September 2, 2014 at 5:38 p.m.

Birthday party is postponed

As I See It

By Diana Dolecki-

Today is my mother’s 86th birthday. If you had asked me last fall or winter, I would have told you that I didn’t think she would last this long. She had a difficult few months. The long, frigid winter felt longer and even colder than it was because of the many trips I made do what little I could to help her. Thankfully, she seems to be surviving just fine for now.
True, she does have an appointment with a surgeon later on this month. Everybody assures me that her problem is minor and can be alleviated easily. She has other, chronic and more serious conditions that no doctor can fix but that is simply the way things are. Sometimes we have to accept the distressing fact that bodies wear out and nobody lives forever.
I didn’t bake her a cake, nor did I buy a present. I didn’t even take the time to drive down there for a visit. My husband is still recuperating from knee replacement surgery. He can’t handle that long of a car ride yet and I don’t feel comfortable leaving him alone for that length of time.
I had hoped that my brother would bring our mother up here for a few hours. That idea was nixed because he is on call this weekend. My other brother had previous plans, and as they took Mom to the last couple of doctor’s appointments, it is understandable that they would need a break.
Still, I feel guilty that I can’t make her birthday a little better. After we get permission from my husband’s doctor I intend to plan a family get together in order to provide her with a belated birthday party. But for now, my place is at home.
My hubby is stronger every day. Even so, I am getting stir crazy. I can take an hour or so for myself but any longer than that and I get worried and hurry back home to reassure myself that nothing bad has happened in my absence. I can’t imagine leaving him alone for an entire day yet.
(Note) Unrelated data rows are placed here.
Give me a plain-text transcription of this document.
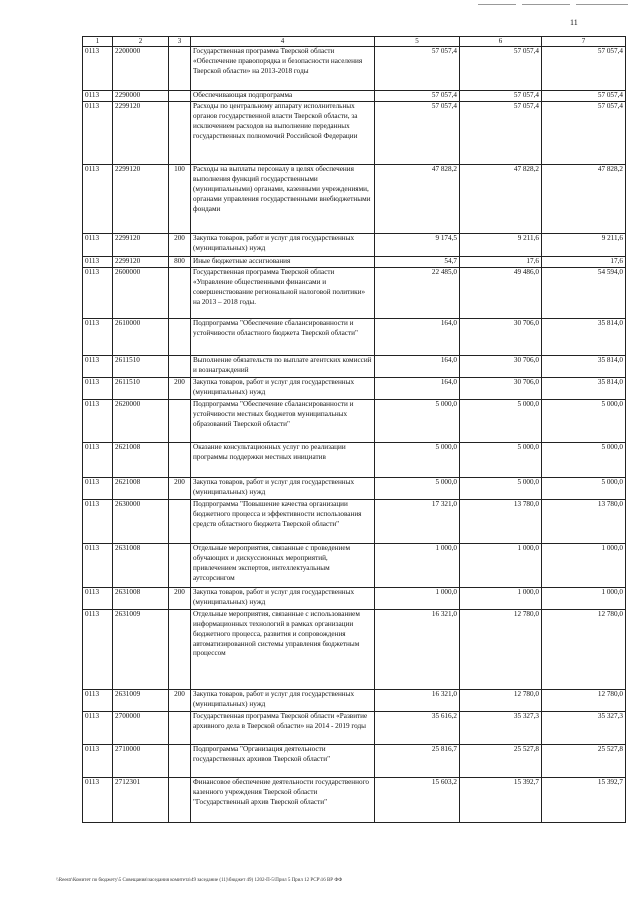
11
1	2	3	4	5	6	7
0113	2200000		Государственная программа Тверской области «Обеспечение правопорядка и безопасности населения Тверской области» на 2013-2018 годы	57 057,4	57 057,4	57 057,4
0113	2290000		Обеспечивающая подпрограмма	57 057,4	57 057,4	57 057,4
0113	2299120		Расходы по центральному аппарату исполнительных органов государственной власти Тверской области, за исключением расходов на выполнение переданных государственных полномочий Российской Федерации	57 057,4	57 057,4	57 057,4
0113	2299120	100	Расходы на выплаты персоналу в целях обеспечения выполнения функций государственными (муниципальными) органами, казенными учреждениями, органами управления государственными внебюджетными фондами	47 828,2	47 828,2	47 828,2
0113	2299120	200	Закупка товаров, работ и услуг для государственных (муниципальных) нужд	9 174,5	9 211,6	9 211,6
0113	2299120	800	Иные бюджетные ассигнования	54,7	17,6	17,6
0113	2600000		Государственная программа Тверской области «Управление общественными финансами и совершенствование региональной налоговой политики» на 2013 – 2018 годы.	22 485,0	49 486,0	54 594,0
0113	2610000		Подпрограмма "Обеспечение сбалансированности и устойчивости областного бюджета Тверской области"	164,0	30 706,0	35 814,0
0113	2611510		Выполнение обязательств по выплате агентских комиссий и вознаграждений	164,0	30 706,0	35 814,0
0113	2611510	200	Закупка товаров, работ и услуг для государственных (муниципальных) нужд	164,0	30 706,0	35 814,0
0113	2620000		Подпрограмма "Обеспечение сбалансированности и устойчивости местных бюджетов муниципальных образований Тверской области"	5 000,0	5 000,0	5 000,0
0113	2621008		Оказание консультационных услуг по реализации программы поддержки местных инициатив	5 000,0	5 000,0	5 000,0
0113	2621008	200	Закупка товаров, работ и услуг для государственных (муниципальных) нужд	5 000,0	5 000,0	5 000,0
0113	2630000		Подпрограмма "Повышение качества организации бюджетного процесса и эффективности использования средств областного бюджета Тверской области"	17 321,0	13 780,0	13 780,0
0113	2631008		Отдельные мероприятия, связанные с проведением обучающих и дискуссионных мероприятий, привлечением экспертов, интеллектуальным аутсорсингом	1 000,0	1 000,0	1 000,0
0113	2631008	200	Закупка товаров, работ и услуг для государственных (муниципальных) нужд	1 000,0	1 000,0	1 000,0
0113	2631009		Отдельные мероприятия, связанные с использованием информационных технологий в рамках организации бюджетного процесса, развития и сопровождения автоматизированной системы управления бюджетным процессом	16 321,0	12 780,0	12 780,0
0113	2631009	200	Закупка товаров, работ и услуг для государственных (муниципальных) нужд	16 321,0	12 780,0	12 780,0
0113	2700000		Государственная программа Тверской области «Развитие архивного дела в Тверской области» на 2014 - 2019 годы	35 616,2	35 327,3	35 327,3
0113	2710000		Подпрограмма "Организация деятельности государственных архивов Тверской области"	25 816,7	25 527,8	25 527,8
0113	2712301		Финансовое обеспечение деятельности государственного казенного учреждения Тверской области "Государственный архив Тверской области"	15 603,2	15 392,7	15 392,7
\\Reestr\Комитет по бюджету\5 Совещания\заседания комитета\49 заседание (11)\бюджет 49) 1202-П-5\Прил 5 Прил 12 РСР\16 ВР ФФ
Delaying my mother’s birthday celebration gives me extra time to shop for her present. I usually have something specific in mind, but not this year. I have no clue what to buy for her. I suppose I could get her some more yarn, but she already has enough to start her own yarn store.
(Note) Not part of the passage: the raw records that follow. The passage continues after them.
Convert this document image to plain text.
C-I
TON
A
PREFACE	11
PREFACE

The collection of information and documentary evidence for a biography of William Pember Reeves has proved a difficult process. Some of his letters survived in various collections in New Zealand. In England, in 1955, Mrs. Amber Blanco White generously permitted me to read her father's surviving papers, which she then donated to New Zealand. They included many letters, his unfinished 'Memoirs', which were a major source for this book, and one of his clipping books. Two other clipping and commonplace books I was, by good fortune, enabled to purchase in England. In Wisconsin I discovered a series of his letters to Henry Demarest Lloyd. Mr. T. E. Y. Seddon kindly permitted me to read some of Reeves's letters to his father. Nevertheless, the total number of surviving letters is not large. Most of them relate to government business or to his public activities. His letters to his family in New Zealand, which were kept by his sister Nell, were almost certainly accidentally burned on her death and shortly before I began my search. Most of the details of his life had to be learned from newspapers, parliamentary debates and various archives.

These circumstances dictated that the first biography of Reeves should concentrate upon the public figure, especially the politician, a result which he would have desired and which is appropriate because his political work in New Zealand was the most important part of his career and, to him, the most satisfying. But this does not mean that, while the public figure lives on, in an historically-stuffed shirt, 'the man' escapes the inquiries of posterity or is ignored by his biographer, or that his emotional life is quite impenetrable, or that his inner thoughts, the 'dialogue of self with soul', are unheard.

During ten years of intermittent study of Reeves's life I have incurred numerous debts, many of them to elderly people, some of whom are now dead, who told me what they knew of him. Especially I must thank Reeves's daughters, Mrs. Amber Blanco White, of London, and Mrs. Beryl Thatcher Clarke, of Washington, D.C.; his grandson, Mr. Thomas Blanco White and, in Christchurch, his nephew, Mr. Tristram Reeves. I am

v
What she really wants is company. We live too far apart to visit every day or even every week. When I do go to her house, I spend the entire day. Sometimes she chases me away early because rain is predicted or because she knows I want to get home before dark.
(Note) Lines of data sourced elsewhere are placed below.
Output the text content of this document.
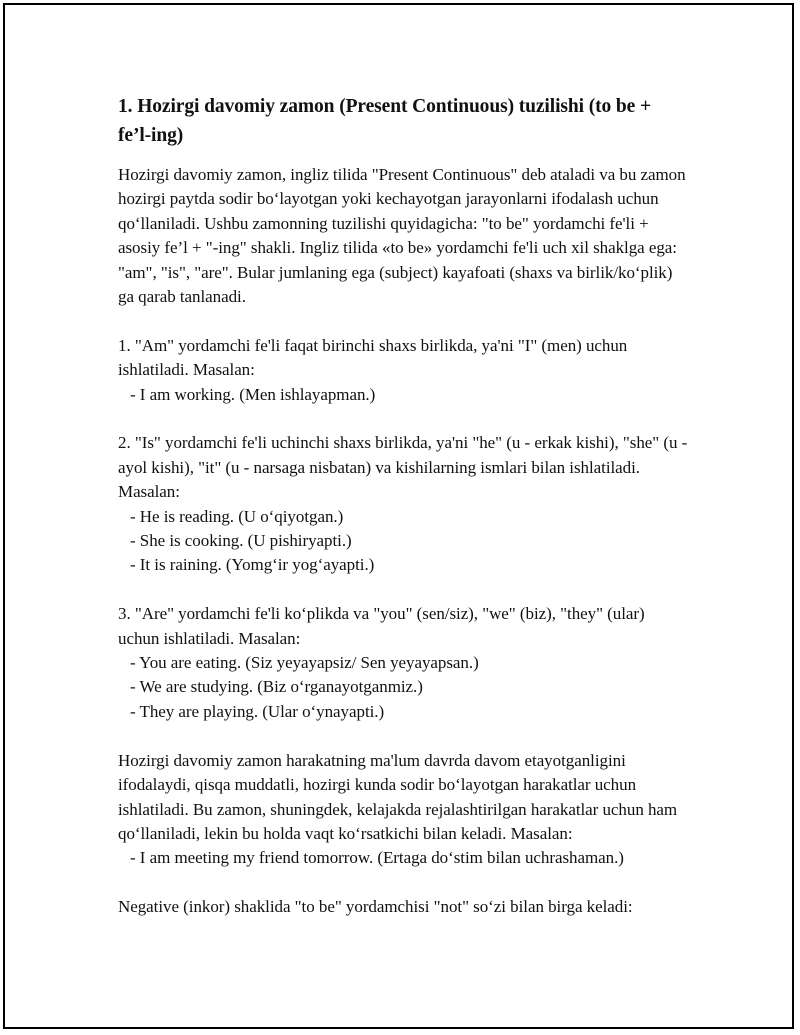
1. Hozirgi davomiy zamon (Present Continuous) tuzilishi (to be + fe’l-ing)

Hozirgi davomiy zamon, ingliz tilida "Present Continuous" deb ataladi va bu zamon hozirgi paytda sodir bo‘layotgan yoki kechayotgan jarayonlarni ifodalash uchun qo‘llaniladi. Ushbu zamonning tuzilishi quyidagicha: "to be" yordamchi fe'li + asosiy fe’l + "-ing" shakli. Ingliz tilida «to be» yordamchi fe'li uch xil shaklga ega: "am", "is", "are". Bular jumlaning ega (subject) kayafoati (shaxs va birlik/ko‘plik) ga qarab tanlanadi.

1. "Am" yordamchi fe'li faqat birinchi shaxs birlikda, ya'ni "I" (men) uchun ishlatiladi. Masalan:

- I am working. (Men ishlayapman.)

2. "Is" yordamchi fe'li uchinchi shaxs birlikda, ya'ni "he" (u - erkak kishi), "she" (u - ayol kishi), "it" (u - narsaga nisbatan) va kishilarning ismlari bilan ishlatiladi. Masalan:

- He is reading. (U o‘qiyotgan.)

- She is cooking. (U pishiryapti.)

- It is raining. (Yomg‘ir yog‘ayapti.)

3. "Are" yordamchi fe'li ko‘plikda va "you" (sen/siz), "we" (biz), "they" (ular) uchun ishlatiladi. Masalan:

- You are eating. (Siz yeyayapsiz/ Sen yeyayapsan.)

- We are studying. (Biz o‘rganayotganmiz.)

- They are playing. (Ular o‘ynayapti.)

Hozirgi davomiy zamon harakatning ma'lum davrda davom etayotganligini ifodalaydi, qisqa muddatli, hozirgi kunda sodir bo‘layotgan harakatlar uchun ishlatiladi. Bu zamon, shuningdek, kelajakda rejalashtirilgan harakatlar uchun ham qo‘llaniladi, lekin bu holda vaqt ko‘rsatkichi bilan keladi. Masalan:

- I am meeting my friend tomorrow. (Ertaga do‘stim bilan uchrashaman.)

Negative (inkor) shaklida "to be" yordamchisi "not" so‘zi bilan birga keladi:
She has reached the age where all her childhood friends are dead. She has a couple of ladies she talks to on the phone but it isn’t the same as having someone who remembers the same things she does.
It isn’t the same as having somebody to visit with in person. If I could, I would give her new friends who are just as lonely and hungry for company as she is.
Instead, I search the stores with the goal of finding something that will make her smile. I look for something that will take up a bit of her time in hopes that will take her mind off of the loneliness. I seek a present befitting her 86 years on this green earth, although I can’t get her what she really wants - health and friends.
My brother did his best to make up for my absence. He bought her a pretty cake and a teddy bear. He even stopped at a local restaurant and bought her favorite fried chicken. Better yet, he and his wife spent a precious few hours with her.
My mom’s birthday is today. I try to appreciate the miracle in that statement without feeling guilty that I can’t be there to help celebrate.